Published in final edited form as: Science. 2022 Feb 24;375(6583):828. doi: 10.1126/science.abn9667

Transparency crucial to Paris climate scenarios-Response

Yang Ou 1, Gokul Iyer 1, James Edmonds 1, Allen Fawcett 2, Nathan Hultman 3, Jim McFarland 3, Stephanie Waldhoff 1, Matthew Gidden 4,5, Haewon McJeon 1,*
PMCID: PMC9511974  NIHMSID: NIHMS1835582  PMID: 35201884

Response

King et al. raise important issues, several of which pertain to the broader policy discourse surrounding international climate negotiations and countries’ climate pledges rather than the modeling conducted in our Policy Forum. We agree with King et al. that the updated Paris Agreement pledges could paint an overly optimistic picture of the future, especially if their success depends on postponing deeper reductions until after 2030. To illustrate a less optimistic future, our Policy Forum includes scenarios showing what would happen if countries continued to implement current policies alone. The “Current policy” scenarios in the Policy Forum result in less than a 10% chance to limit global warming to below 2°C this century, whereas the “Updated pledges” scenarios result in at least a 33% chance of achieving the same temperature goal. Additional policy measures could help bridge emission gaps between current policies, updated pledges, and the global emission levels needed to cost-effectively achieve the Paris Agreement’s climate goals (1).

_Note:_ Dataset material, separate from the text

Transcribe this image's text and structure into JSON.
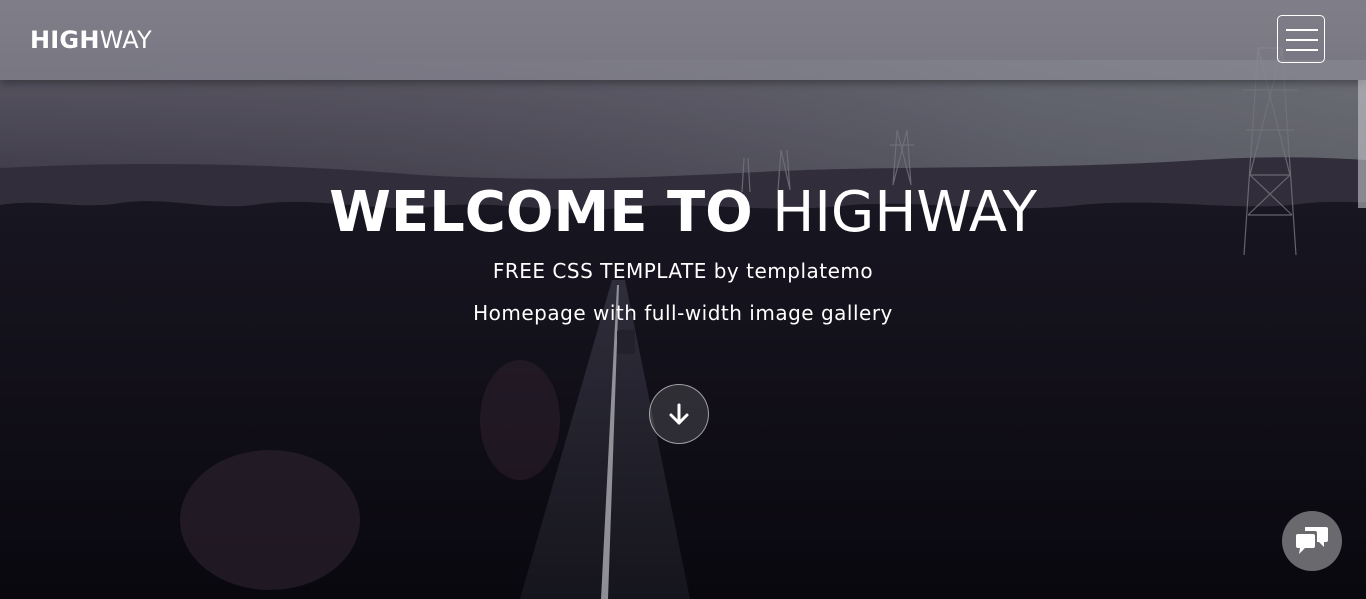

We also agree with King et al. that greater near-term ambition is necessary, particularly to set up the technological, political, and financial infrastructures required to achieve the long-term strategies and net-zero pledges (2). Delaying emission reductions would substantially reduce the likelihood of achieving the Paris temperature goal (3) and could prove to be very expensive (4). However, we disagree that the updated 2021 pledges result in negligible global emission reductions. Our Policy Forum suggests that the updated pledges alone—if successfully implemented—could result in a reduction of 2030 global greenhouse gas emissions of about 6.6 GtCO2 (12%) compared with the 2015 pledges. The United Nations Environment Programme suggests reductions of 4 GtCO2 (7.5%) (5).

The “Updated pledges-Continued ambition” scenario in our Policy Forum assumes that countries with net-zero pledges achieve those pledges in the specified target years. Achieving net-zero pledges will require large-scale deployment of negative emissions technologies (6, 7). Our study assumes the availability of bioenergy with carbon capture and storage (BECCS) and direct air capture (DAC) technologies in addition to terrestrial sinks and makes conservative assumptions about their deployment compared to the literature (7). Our assumptions about BECCS and DAC are transparently documented in several publications [e.g., (8, 9)]. Moreover, the entire model code and data files used in our study are publicly available (10). Future research should explore the implications of alternative assumptions about the type and scale of negative emissions technologies.

Our Policy Forum addressed uncertainties in the climate system, but we only focused on one source of uncertainty in emissions trajectories: stringency of climate policy. The minimum decarbonization rate assumption (2% per year) in our “Continued ambition” scenarios is on the conservative side of historical trends [Fig S2 in (11)] and conservative compared to developed countries with decarbonization policies (tables S14-S17 in our Policy Forum). By contrast, our “Increased Ambition” scenarios assume a higher minimum decarbonization rate (5%) which is on the higher end of historically observed rates [Fig S2 in (11)]. Many other uncertainties—including and beyond those highlighted by King et al.—could affect future emissions trajectories (12). Future research should also explore the implications of these variables.